Growing up in the Ottawa Valley of Ontario, Canada, Jon Pilatzke says he had two choices: "Hockey or something from the arts." He started dancing at the age of 4 because his brother Nathan, who was two years older, had started dancing at the age of 5. "And I had to be doing everything he was doing."
"Literally, it was just an ad in the paper that my mother saw: Lessons held weekly," Pilatzke remembers. Both brothers loved it, but by the time Jon was 9, he had picked up the fiddle, too -- "I had the tunes in my head already, so I thought that would be kind of cool, too" -- and the rest is stepdance history. Pilatzke was three-time winner of the Canadian Open Stepdancing Championships; appeared in Bowfire, a "virtuosic display" featuring 10 of Canada's best violinists from all different genres; and has toured for 15 years as a dancer with The Chieftains, most of that time with brother Nathan.
FAQ
The Step Crew
WHEN — 7:30 p.m. today
WHERE — ArcBest Corp. Performing Arts Center, 55 S. Seventh St. in Fort Smith
COST — $27-$30
INFO — 788-7300
"Through [The Chieftains] we started to see the international reactions to Irish dance and our style, Ottawa Valley dance. Japan, China, Sweden, Norway, everywhere people were going wild for this dancing," he says. "So we wanted to make a show of some kind about dance, because we had spent our whole careers popping up in the shows of musicians and really upping the energy level."

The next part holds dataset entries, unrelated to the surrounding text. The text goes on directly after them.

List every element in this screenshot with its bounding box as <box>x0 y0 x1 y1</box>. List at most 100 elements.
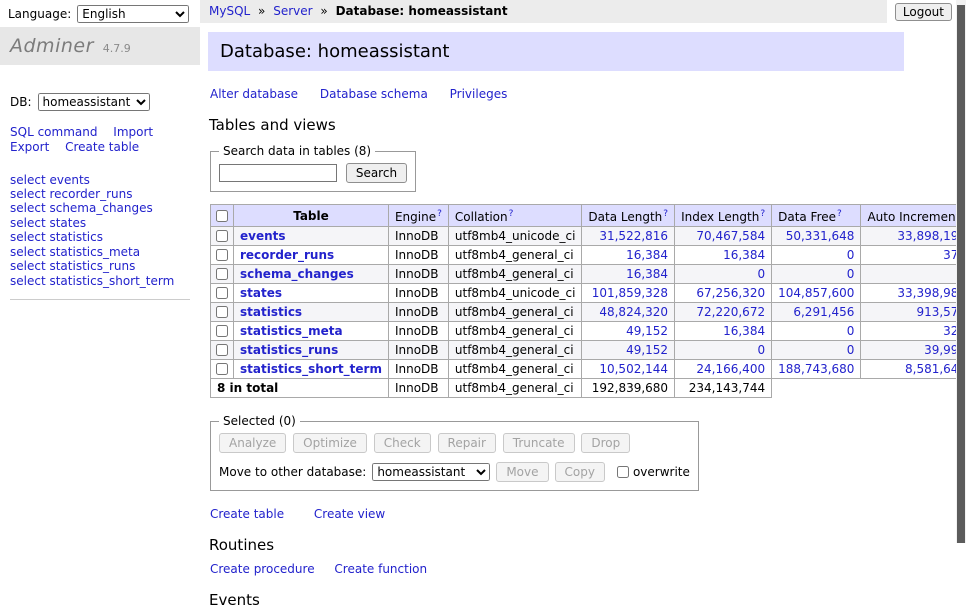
data-free-link[interactable]: 6,291,456 <box>793 305 854 319</box>
row-checkbox[interactable] <box>216 325 228 337</box>
data-length-link[interactable]: 49,152 <box>626 343 668 357</box>
breadcrumb-server-link[interactable]: Server <box>273 4 312 18</box>
privileges-link[interactable]: Privileges <box>450 87 508 101</box>
optimize-button[interactable]: Optimize <box>293 433 367 453</box>
row-checkbox[interactable] <box>216 344 228 356</box>
sidebar-item-select-recorder-runs[interactable]: select recorder_runs <box>10 187 190 201</box>
sidebar-item-select-schema-changes[interactable]: select schema_changes <box>10 202 190 216</box>
create-function-link[interactable]: Create function <box>334 562 427 576</box>
table-link[interactable]: schema_changes <box>240 267 354 281</box>
search-input[interactable] <box>219 164 337 182</box>
select-all-checkbox[interactable] <box>216 210 228 222</box>
data-free-link[interactable]: 0 <box>847 343 855 357</box>
table-link[interactable]: states <box>240 286 282 300</box>
repair-button[interactable]: Repair <box>438 433 496 453</box>
analyze-button[interactable]: Analyze <box>219 433 286 453</box>
database-schema-link[interactable]: Database schema <box>320 87 428 101</box>
data-length-link[interactable]: 10,502,144 <box>599 362 668 376</box>
table-link[interactable]: recorder_runs <box>240 248 334 262</box>
sidebar-item-select-events[interactable]: select events <box>10 173 190 187</box>
index-length-link[interactable]: 16,384 <box>723 248 765 262</box>
help-link-data-free[interactable]: ? <box>837 209 842 219</box>
data-free-link[interactable]: 0 <box>847 324 855 338</box>
create-procedure-link[interactable]: Create procedure <box>210 562 315 576</box>
index-length-link[interactable]: 24,166,400 <box>696 362 765 376</box>
drop-button[interactable]: Drop <box>581 433 630 453</box>
data-length-link[interactable]: 31,522,816 <box>599 229 668 243</box>
truncate-button[interactable]: Truncate <box>503 433 575 453</box>
index-length-link[interactable]: 72,220,672 <box>696 305 765 319</box>
sidebar-link-sql-command[interactable]: SQL command <box>10 125 97 139</box>
table-row-recorder-runs: recorder_runs InnoDB utf8mb4_general_ci … <box>211 246 966 265</box>
scrollbar-thumb[interactable] <box>957 5 965 543</box>
overwrite-checkbox[interactable] <box>617 466 629 478</box>
data-free-link[interactable]: 104,857,600 <box>778 286 854 300</box>
adminer-page: Language: English Adminer 4.7.9 DB: home… <box>0 0 966 543</box>
vertical-scrollbar[interactable] <box>956 0 966 543</box>
tables-header-row: Table Engine? Collation? Data Length? In… <box>211 205 966 227</box>
sidebar-link-export[interactable]: Export <box>10 140 49 154</box>
alter-database-link[interactable]: Alter database <box>210 87 298 101</box>
help-link-engine[interactable]: ? <box>437 209 442 219</box>
row-checkbox[interactable] <box>216 268 228 280</box>
row-checkbox[interactable] <box>216 287 228 299</box>
index-length-link[interactable]: 0 <box>757 343 765 357</box>
move-row: Move to other database: homeassistant Mo… <box>219 462 690 482</box>
sidebar-item-select-statistics[interactable]: select statistics <box>10 231 190 245</box>
row-checkbox[interactable] <box>216 306 228 318</box>
sidebar-table-links: select events select recorder_runs selec… <box>10 173 190 289</box>
sidebar-item-select-statistics-short-term[interactable]: select statistics_short_term <box>10 274 190 288</box>
sidebar-link-create-table[interactable]: Create table <box>65 140 139 154</box>
engine-cell: InnoDB <box>388 227 448 246</box>
data-length-link[interactable]: 16,384 <box>626 267 668 281</box>
app-name: Adminer <box>10 35 94 57</box>
create-view-link[interactable]: Create view <box>314 507 385 521</box>
sidebar-link-import[interactable]: Import <box>113 125 153 139</box>
data-free-link[interactable]: 0 <box>847 267 855 281</box>
data-length-link[interactable]: 101,859,328 <box>592 286 668 300</box>
help-link-data-length[interactable]: ? <box>663 209 668 219</box>
sidebar-item-select-statistics-runs[interactable]: select statistics_runs <box>10 260 190 274</box>
row-checkbox[interactable] <box>216 230 228 242</box>
data-free-link[interactable]: 0 <box>847 248 855 262</box>
table-link[interactable]: events <box>240 229 286 243</box>
move-database-select[interactable]: homeassistant <box>372 463 490 481</box>
row-checkbox[interactable] <box>216 363 228 375</box>
table-row-statistics-meta: statistics_meta InnoDB utf8mb4_general_c… <box>211 322 966 341</box>
breadcrumb-mysql-link[interactable]: MySQL <box>209 4 250 18</box>
help-link-index-length[interactable]: ? <box>760 209 765 219</box>
collation-cell: utf8mb4_general_ci <box>448 246 582 265</box>
sidebar-item-select-states[interactable]: select states <box>10 216 190 230</box>
table-link[interactable]: statistics_meta <box>240 324 343 338</box>
copy-button[interactable]: Copy <box>555 462 605 482</box>
db-select[interactable]: homeassistant <box>38 93 150 111</box>
table-row-statistics-short-term: statistics_short_term InnoDB utf8mb4_gen… <box>211 360 966 379</box>
data-length-link[interactable]: 48,824,320 <box>599 305 668 319</box>
table-link[interactable]: statistics_runs <box>240 343 338 357</box>
total-index-length: 234,143,744 <box>675 379 772 398</box>
column-header-data-free-label: Data Free <box>778 210 836 224</box>
table-link[interactable]: statistics <box>240 305 302 319</box>
data-free-link[interactable]: 188,743,680 <box>778 362 854 376</box>
logout-button[interactable]: Logout <box>895 3 952 21</box>
search-button[interactable]: Search <box>346 163 407 183</box>
create-table-link[interactable]: Create table <box>210 507 284 521</box>
sidebar-item-select-statistics-meta[interactable]: select statistics_meta <box>10 245 190 259</box>
index-length-link[interactable]: 70,467,584 <box>696 229 765 243</box>
help-link-collation[interactable]: ? <box>509 209 514 219</box>
total-data-length: 192,839,680 <box>582 379 675 398</box>
engine-cell: InnoDB <box>388 246 448 265</box>
language-select[interactable]: English <box>77 5 189 23</box>
total-label: 8 in total <box>211 379 389 398</box>
table-link[interactable]: statistics_short_term <box>240 362 382 376</box>
data-free-link[interactable]: 50,331,648 <box>786 229 855 243</box>
index-length-link[interactable]: 0 <box>757 267 765 281</box>
table-row-events: events InnoDB utf8mb4_unicode_ci 31,522,… <box>211 227 966 246</box>
index-length-link[interactable]: 16,384 <box>723 324 765 338</box>
index-length-link[interactable]: 67,256,320 <box>696 286 765 300</box>
move-button[interactable]: Move <box>496 462 548 482</box>
row-checkbox[interactable] <box>216 249 228 261</box>
data-length-link[interactable]: 49,152 <box>626 324 668 338</box>
data-length-link[interactable]: 16,384 <box>626 248 668 262</box>
check-button[interactable]: Check <box>374 433 431 453</box>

They put their heads together with Irish dancer Cara Butler, "went into a rehearsal studio for two weeks initially, and ideas just came pouring out of us," Pilatzke says. "We were amazed how fast some structure of a show came together."
The result, titled The Step Crew, brings together Irish dance, tap dance and Ottawa Valley stepdance.
"We went after the absolute cream-of-the-crop dancers, tracked down the dream team from all the musical geniuses we had worked with, and the show has just evolved from there over our nine-year existence," Pilatzke says.